Parents Report Their Mockingbird Single-to-Double Baby Strollers Are Breaking in Half With Their Kids On Board
Consumer Reports calls for a recall after many reports of the company's double strollers collapsing
Update: Mockingbird recalled its single-to-double baby stroller on Nov. 10, saying it will send owners repair kits.
Original: CJ Chellin, a mom of two in Brooklyn, N.Y., had the scare of her life Monday while pushing her kids, ages 4 and 2, in a double stroller across a busy intersection near home on the way to school.
The stroller, a Mockingbird, suddenly cracked in half, causing the 4-year-old in the front to fall face down on the road, still buckled in, and the seat her 2-year-old was in to fall backward into the basket below. A man walking nearby helped pick up her kids and carry them to the sidewalk. Both children, though shaken up, were unhurt.
Chellin says she keeps replaying the vision of her son lying on the road, the way moms do, thinking about what could have happened if it had gone differently.
“It just collapsed, and he was face down on the street,” Chellin says. “It was terrifying. The light was changing, and it was very busy, with a ton of cars. But thank God, my kids were fine.”
Chellin is one of dozens of parents who have recently shared their stories on social media, in private messages, and with regulators at the Consumer Product Safety Commission about the same Mockingbird Single-to-Double stroller suddenly breaking during normal use.
This stroller clearly needs to be taken off the market. Three times isn’t me having bad luck. There’s a flaw.
Brooklyn, N.Y., mother
A stroller can be one of the biggest-ticket items a new parent buys, and the authors of the posts describe how shocked they were to have this happen, especially after all the research they did beforehand.
“Premium strollers,” the Mockingbird website says. “All the safety, style, and street smarts you need. None of the headaches or hassles.” The Mockingbird Single-to-Double stroller, which has been on the market since March 2020, is widely considered to be a slightly more affordable copycat of the pricier Uppababy Vista single-to-double stroller, which costs over $1,000. But the double Mockingbird setup still costs $595, which certainly isn’t cheap.
“Here I thought I was investing in something, and it was promising quality,” Chellin says. “It’s very disappointing, and scary. A stroller has to be able to handle streets. We’re not hiking, it’s not going on the Appalachian Trail, it’s going on Brooklyn streets."
The craziest part? This was Chellin’s third Mockingbird stroller that broke with her kids in it. In December 2021, a crossbar connecting the two sides of the frame snapped, but it happened before they left the house. She thought it was a fluke, just bad luck, and was happy with Mockingbird’s prompt and responsive customer service department, which sent her a brand new one.

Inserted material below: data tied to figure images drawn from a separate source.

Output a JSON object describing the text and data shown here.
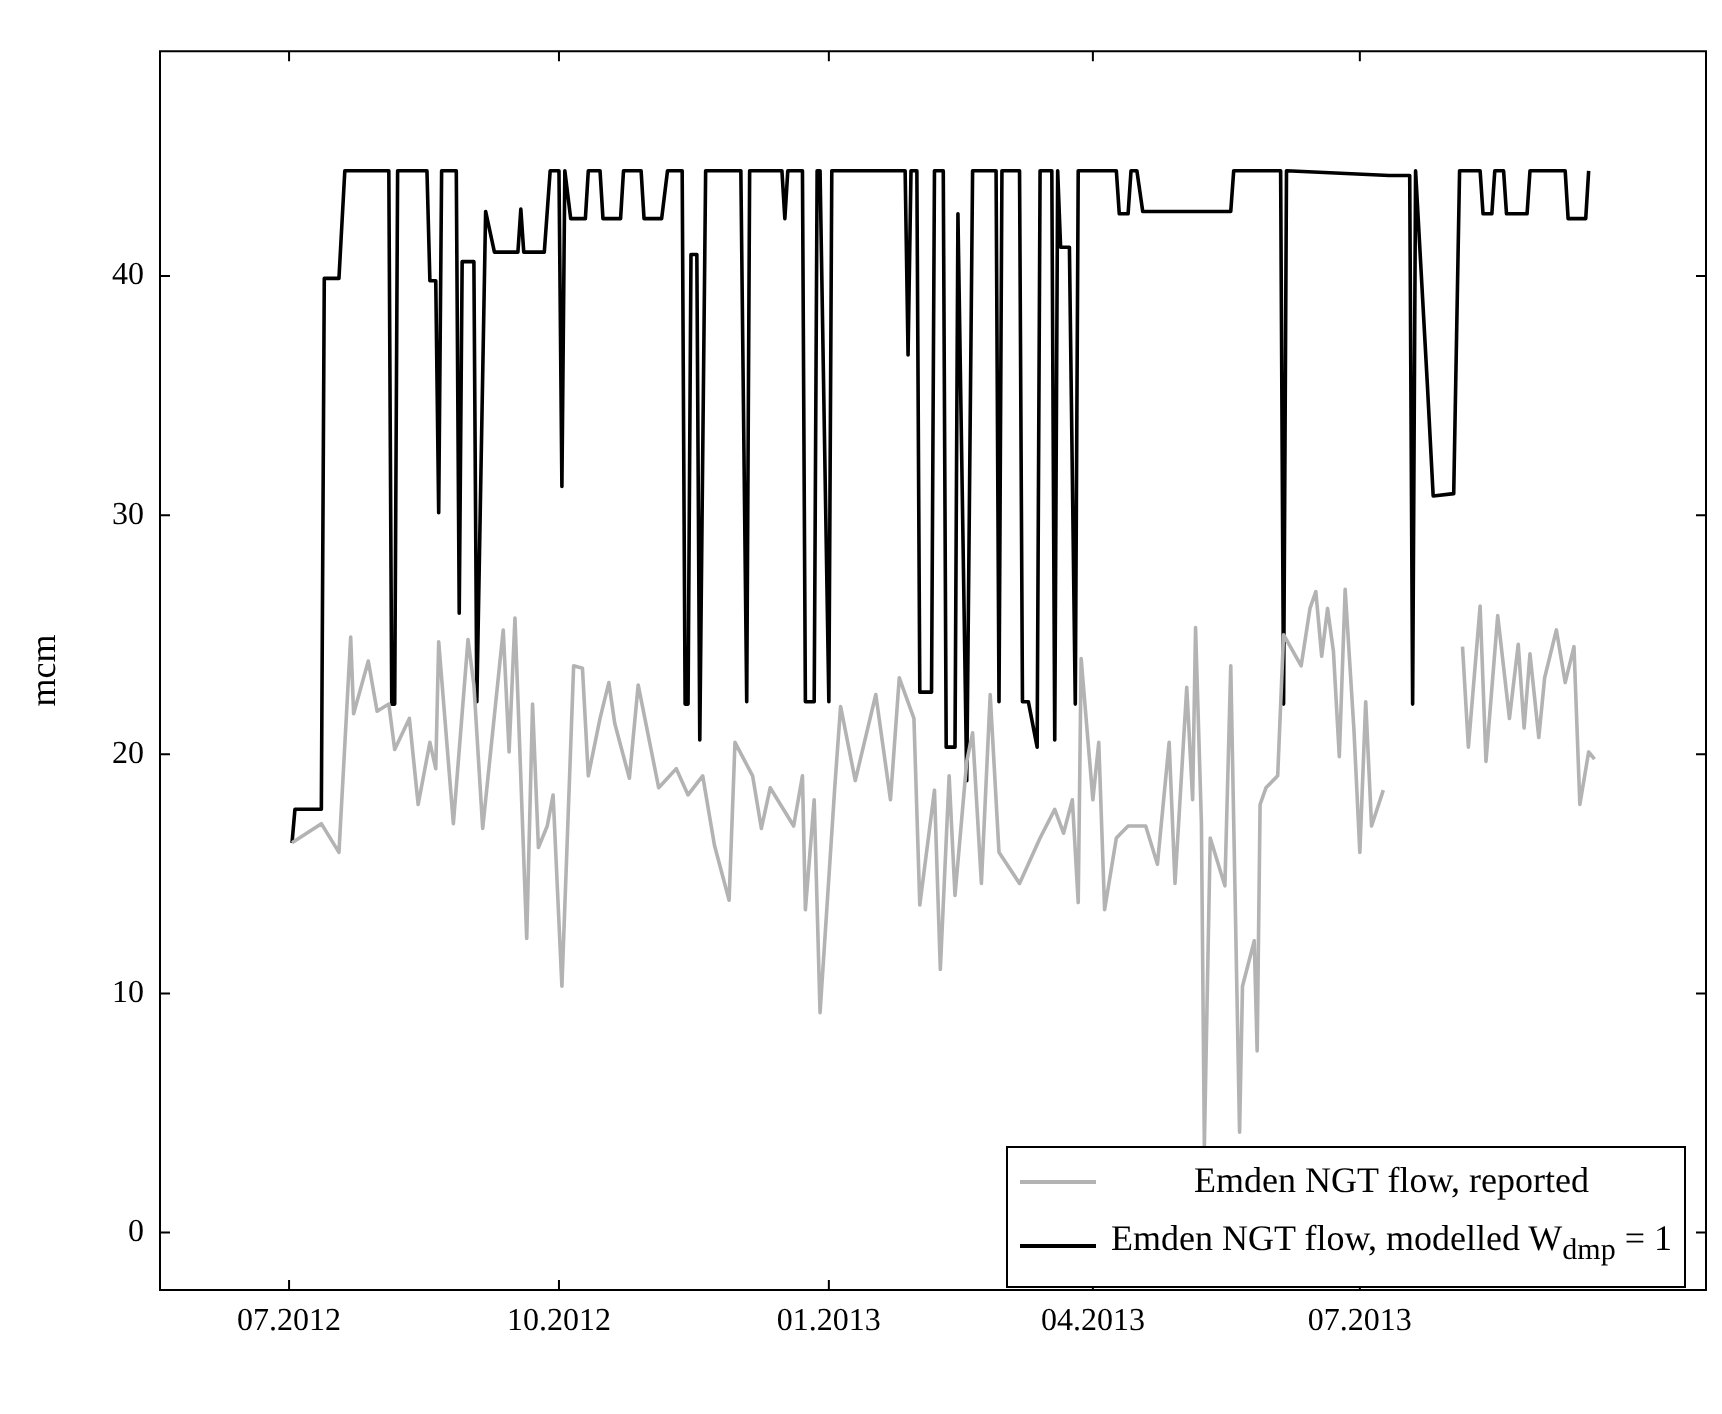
{
  "chart_data": {
    "type": "line",
    "ylabel": "mcm",
    "xlim": [
      "2012-05-18",
      "2013-10-27"
    ],
    "ylim": [
      -2.4,
      49.4
    ],
    "xticks": [
      {
        "value": "2012-07-01",
        "label": "07.2012"
      },
      {
        "value": "2012-10-01",
        "label": "10.2012"
      },
      {
        "value": "2013-01-01",
        "label": "01.2013"
      },
      {
        "value": "2013-04-01",
        "label": "04.2013"
      },
      {
        "value": "2013-07-01",
        "label": "07.2013"
      }
    ],
    "yticks": [
      0,
      10,
      20,
      30,
      40
    ],
    "grid": false,
    "legend": "bottom right",
    "marker": "none",
    "line_style": "solid",
    "series": [
      {
        "name": "Emden NGT flow, reported",
        "color": "#b3b3b3",
        "x": [
          "2012-07-02",
          "2012-07-12",
          "2012-07-18",
          "2012-07-22",
          "2012-07-23",
          "2012-07-28",
          "2012-07-31",
          "2012-08-04",
          "2012-08-06",
          "2012-08-11",
          "2012-08-14",
          "2012-08-18",
          "2012-08-20",
          "2012-08-21",
          "2012-08-26",
          "2012-08-31",
          "2012-09-02",
          "2012-09-05",
          "2012-09-12",
          "2012-09-14",
          "2012-09-16",
          "2012-09-20",
          "2012-09-22",
          "2012-09-24",
          "2012-09-27",
          "2012-09-29",
          "2012-10-02",
          "2012-10-06",
          "2012-10-09",
          "2012-10-11",
          "2012-10-15",
          "2012-10-18",
          "2012-10-20",
          "2012-10-25",
          "2012-10-28",
          "2012-11-04",
          "2012-11-10",
          "2012-11-14",
          "2012-11-19",
          "2012-11-23",
          "2012-11-28",
          "2012-11-30",
          "2012-12-06",
          "2012-12-09",
          "2012-12-12",
          "2012-12-20",
          "2012-12-23",
          "2012-12-24",
          "2012-12-27",
          "2012-12-29",
          "2013-01-03",
          "2013-01-05",
          "2013-01-10",
          "2013-01-17",
          "2013-01-22",
          "2013-01-25",
          "2013-01-30",
          "2013-02-01",
          "2013-02-06",
          "2013-02-08",
          "2013-02-11",
          "2013-02-13",
          "2013-02-17",
          "2013-02-19",
          "2013-02-22",
          "2013-02-25",
          "2013-02-28",
          "2013-03-07",
          "2013-03-14",
          "2013-03-19",
          "2013-03-22",
          "2013-03-25",
          "2013-03-27",
          "2013-03-28",
          "2013-04-01",
          "2013-04-03",
          "2013-04-05",
          "2013-04-09",
          "2013-04-13",
          "2013-04-19",
          "2013-04-23",
          "2013-04-27",
          "2013-04-29",
          "2013-05-03",
          "2013-05-05",
          "2013-05-06",
          "2013-05-08",
          "2013-05-09",
          "2013-05-11",
          "2013-05-16",
          "2013-05-18",
          "2013-05-21",
          "2013-05-22",
          "2013-05-26",
          "2013-05-27",
          "2013-05-28",
          "2013-05-30",
          "2013-06-03",
          "2013-06-05",
          "2013-06-11",
          "2013-06-14",
          "2013-06-16",
          "2013-06-18",
          "2013-06-20",
          "2013-06-22",
          "2013-06-24",
          "2013-06-26",
          "2013-06-29",
          "2013-07-01",
          "2013-07-03",
          "2013-07-05",
          "2013-07-09",
          "2013-07-10",
          "2013-08-02",
          "2013-08-05",
          "2013-08-07",
          "2013-08-11",
          "2013-08-13",
          "2013-08-17",
          "2013-08-21",
          "2013-08-24",
          "2013-08-26",
          "2013-08-28",
          "2013-08-31",
          "2013-09-02",
          "2013-09-06",
          "2013-09-09",
          "2013-09-12",
          "2013-09-14",
          "2013-09-17",
          "2013-09-19"
        ],
        "values": [
          16.3,
          17.1,
          15.9,
          24.9,
          21.7,
          23.9,
          21.8,
          22.1,
          20.2,
          21.5,
          17.9,
          20.5,
          19.4,
          24.7,
          17.1,
          24.8,
          22.9,
          16.9,
          25.2,
          20.1,
          25.7,
          12.3,
          22.1,
          16.1,
          17.0,
          18.3,
          10.3,
          23.7,
          23.6,
          19.1,
          21.5,
          23.0,
          21.3,
          19.0,
          22.9,
          18.6,
          19.4,
          18.3,
          19.1,
          16.2,
          13.9,
          20.5,
          19.1,
          16.9,
          18.6,
          17.0,
          19.1,
          13.5,
          18.1,
          9.2,
          18.6,
          22.0,
          18.9,
          22.5,
          18.1,
          23.2,
          21.5,
          13.7,
          18.5,
          11.0,
          19.1,
          14.1,
          19.7,
          20.9,
          14.6,
          22.5,
          15.9,
          14.6,
          16.5,
          17.7,
          16.7,
          18.1,
          13.8,
          24.0,
          18.1,
          20.5,
          13.5,
          16.5,
          17.0,
          17.0,
          15.4,
          20.5,
          14.6,
          22.8,
          18.1,
          25.3,
          17.1,
          3.6,
          16.5,
          14.5,
          23.7,
          4.2,
          10.3,
          12.2,
          7.6,
          17.9,
          18.6,
          19.1,
          25.0,
          23.7,
          26.1,
          26.8,
          24.1,
          26.1,
          24.3,
          19.9,
          26.9,
          21.0,
          15.9,
          22.2,
          17.0,
          18.5,
          null,
          null,
          24.5,
          20.3,
          26.2,
          19.7,
          25.8,
          21.5,
          24.6,
          21.1,
          24.2,
          20.7,
          23.2,
          25.2,
          23.0,
          24.5,
          17.9,
          20.1,
          19.8
        ]
      },
      {
        "name": "Emden NGT flow, modelled W$_{dmp}$ = 1",
        "color": "#000000",
        "x": [
          "2012-07-02",
          "2012-07-03",
          "2012-07-12",
          "2012-07-13",
          "2012-07-18",
          "2012-07-20",
          "2012-08-04",
          "2012-08-05",
          "2012-08-06",
          "2012-08-07",
          "2012-08-17",
          "2012-08-18",
          "2012-08-20",
          "2012-08-21",
          "2012-08-22",
          "2012-08-27",
          "2012-08-28",
          "2012-08-29",
          "2012-09-02",
          "2012-09-03",
          "2012-09-06",
          "2012-09-09",
          "2012-09-17",
          "2012-09-18",
          "2012-09-19",
          "2012-09-26",
          "2012-09-28",
          "2012-10-01",
          "2012-10-02",
          "2012-10-03",
          "2012-10-05",
          "2012-10-10",
          "2012-10-11",
          "2012-10-15",
          "2012-10-16",
          "2012-10-22",
          "2012-10-23",
          "2012-10-29",
          "2012-10-30",
          "2012-11-05",
          "2012-11-07",
          "2012-11-12",
          "2012-11-13",
          "2012-11-14",
          "2012-11-15",
          "2012-11-17",
          "2012-11-18",
          "2012-11-20",
          "2012-12-02",
          "2012-12-04",
          "2012-12-05",
          "2012-12-16",
          "2012-12-17",
          "2012-12-18",
          "2012-12-23",
          "2012-12-24",
          "2012-12-27",
          "2012-12-28",
          "2012-12-29",
          "2013-01-01",
          "2013-01-02",
          "2013-01-27",
          "2013-01-28",
          "2013-01-29",
          "2013-01-31",
          "2013-02-01",
          "2013-02-05",
          "2013-02-06",
          "2013-02-09",
          "2013-02-10",
          "2013-02-13",
          "2013-02-14",
          "2013-02-17",
          "2013-02-19",
          "2013-02-27",
          "2013-02-28",
          "2013-03-01",
          "2013-03-07",
          "2013-03-08",
          "2013-03-10",
          "2013-03-13",
          "2013-03-14",
          "2013-03-18",
          "2013-03-19",
          "2013-03-20",
          "2013-03-21",
          "2013-03-24",
          "2013-03-26",
          "2013-03-27",
          "2013-04-09",
          "2013-04-10",
          "2013-04-13",
          "2013-04-14",
          "2013-04-16",
          "2013-04-18",
          "2013-05-18",
          "2013-05-19",
          "2013-06-04",
          "2013-06-05",
          "2013-06-06",
          "2013-07-11",
          "2013-07-18",
          "2013-07-19",
          "2013-07-20",
          "2013-07-24",
          "2013-07-26",
          "2013-08-02",
          "2013-08-04",
          "2013-08-11",
          "2013-08-12",
          "2013-08-15",
          "2013-08-16",
          "2013-08-19",
          "2013-08-20",
          "2013-08-27",
          "2013-08-28",
          "2013-09-09",
          "2013-09-10",
          "2013-09-16",
          "2013-09-17"
        ],
        "values": [
          16.3,
          17.7,
          17.7,
          39.9,
          39.9,
          44.4,
          44.4,
          22.1,
          22.1,
          44.4,
          44.4,
          39.8,
          39.8,
          30.1,
          44.4,
          44.4,
          25.9,
          40.6,
          40.6,
          22.2,
          42.7,
          41.0,
          41.0,
          42.8,
          41.0,
          41.0,
          44.4,
          44.4,
          31.2,
          44.4,
          42.4,
          42.4,
          44.4,
          44.4,
          42.4,
          42.4,
          44.4,
          44.4,
          42.4,
          42.4,
          44.4,
          44.4,
          22.1,
          22.1,
          40.9,
          40.9,
          20.6,
          44.4,
          44.4,
          22.2,
          44.4,
          44.4,
          42.4,
          44.4,
          44.4,
          22.2,
          22.2,
          44.4,
          44.4,
          22.2,
          44.4,
          44.4,
          36.7,
          44.4,
          44.4,
          22.6,
          22.6,
          44.4,
          44.4,
          20.3,
          20.3,
          42.6,
          18.9,
          44.4,
          44.4,
          22.2,
          44.4,
          44.4,
          22.2,
          22.2,
          20.3,
          44.4,
          44.4,
          20.6,
          44.4,
          41.2,
          41.2,
          22.1,
          44.4,
          44.4,
          42.6,
          42.6,
          44.4,
          44.4,
          42.7,
          42.7,
          44.4,
          44.4,
          22.1,
          44.4,
          44.2,
          44.2,
          22.1,
          44.4,
          35.5,
          30.8,
          30.9,
          44.4,
          44.4,
          42.6,
          42.6,
          44.4,
          44.4,
          42.6,
          42.6,
          44.4,
          44.4,
          42.4,
          42.4,
          44.4
        ]
      }
    ]
  }
}
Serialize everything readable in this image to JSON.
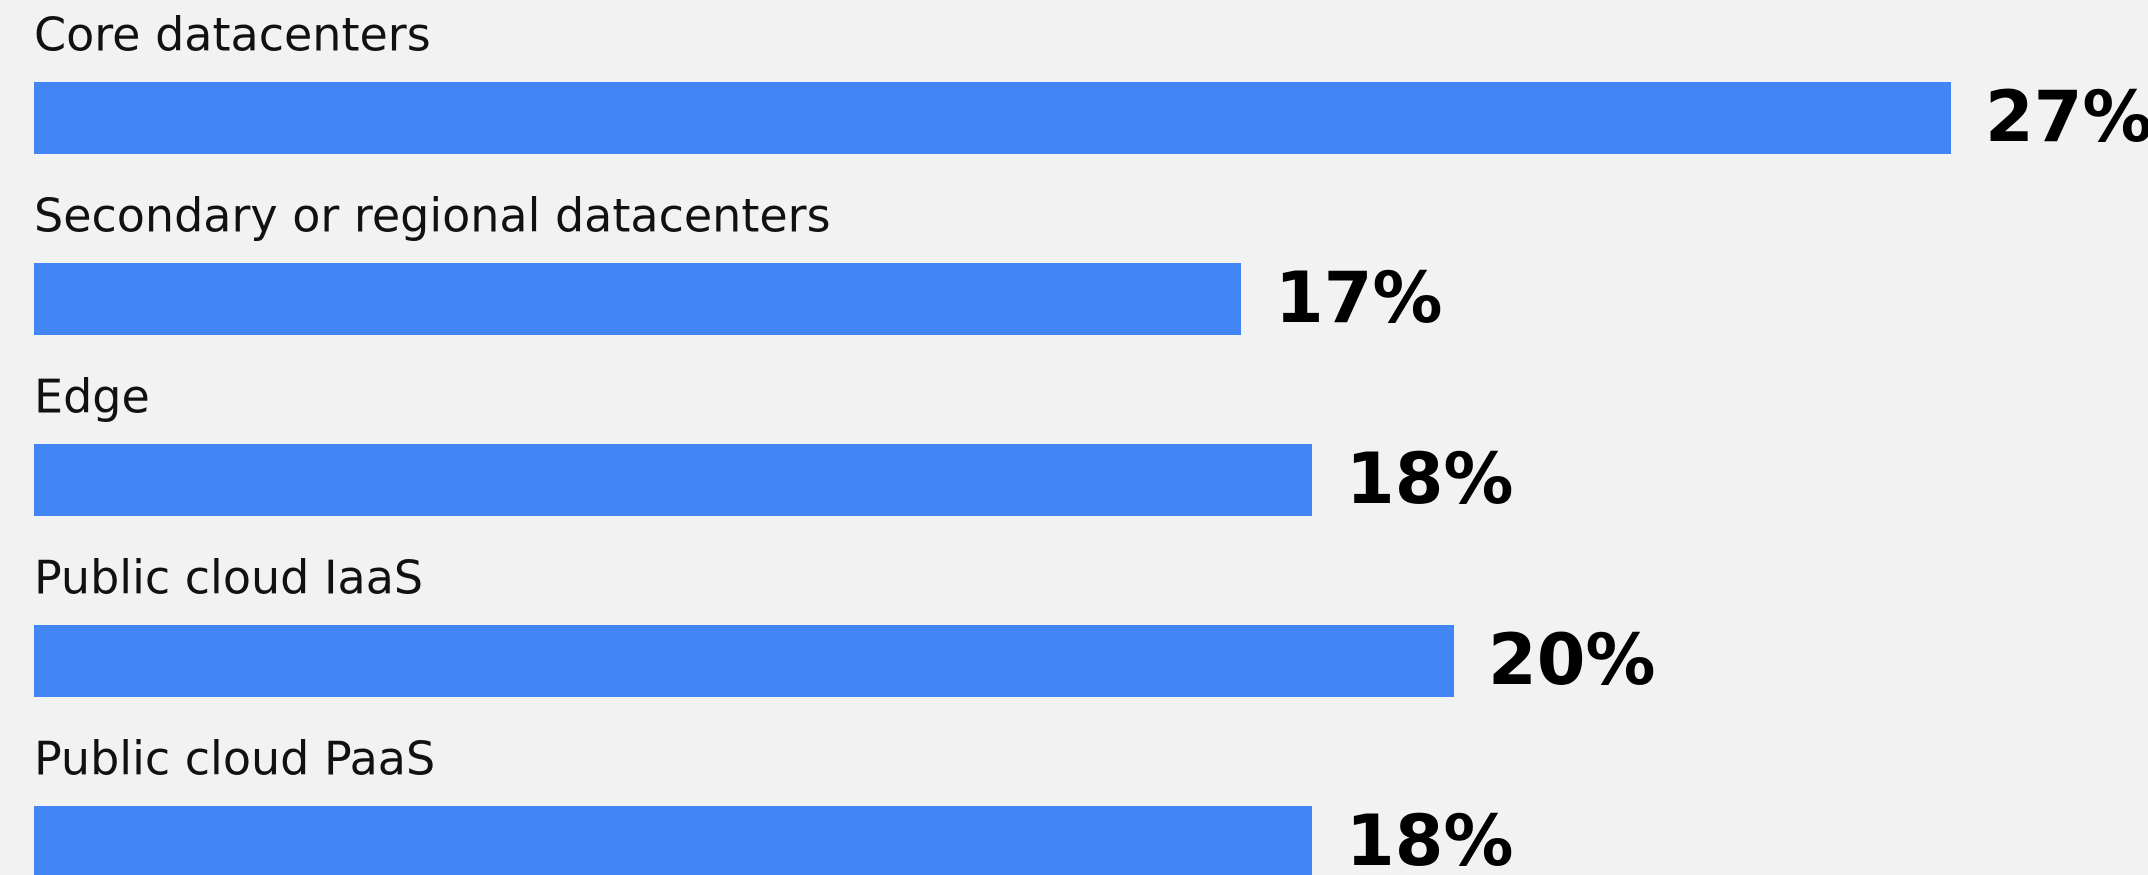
{
  "chart_data": {
    "type": "barh",
    "categories": [
      "Core datacenters",
      "Secondary or regional datacenters",
      "Edge",
      "Public cloud IaaS",
      "Public cloud PaaS"
    ],
    "values": [
      27,
      17,
      18,
      20,
      18
    ],
    "value_labels": [
      "27%",
      "17%",
      "18%",
      "20%",
      "18%"
    ],
    "color": "#4285f4"
  }
}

Then, this past March, after having the second stroller for only three months, its front wheel buckled under the frame and her 4-year-old fell—but relatively safely, onto his back. When she called the company again, Mockingbird representatives asked detailed questions that made her feel that they were taking it seriously. They had her send in the broken pieces so the company’s testers could examine them. The company sent her yet another new stroller as well as a full refund. In hindsight, she regrets not just buying a new, different stroller at that point. But surely the third one won’t break, she thought at the time; that would be nuts.
Chellin doesn’t want a fourth one. And she wants to warn other parents she now sees pushing the same stroller around. She posted her story in several Facebook groups for Brooklyn moms that she’s a part of, and put pictures of her broken stroller on Instagram. She also reported it to the CPSC.
The agency declined to answer CR’s questions about any ongoing investigations into the stroller’s safety, citing a controversial, decades-old law that limits the CPSC’s ability to comment without permission from the product manufacturers.
“This stroller clearly needs to be taken off the market,” Chellin says. “Three times isn’t me having bad luck. Two times wasn’t me having bad luck. There’s a flaw. I want them to do the right thing and recall this.”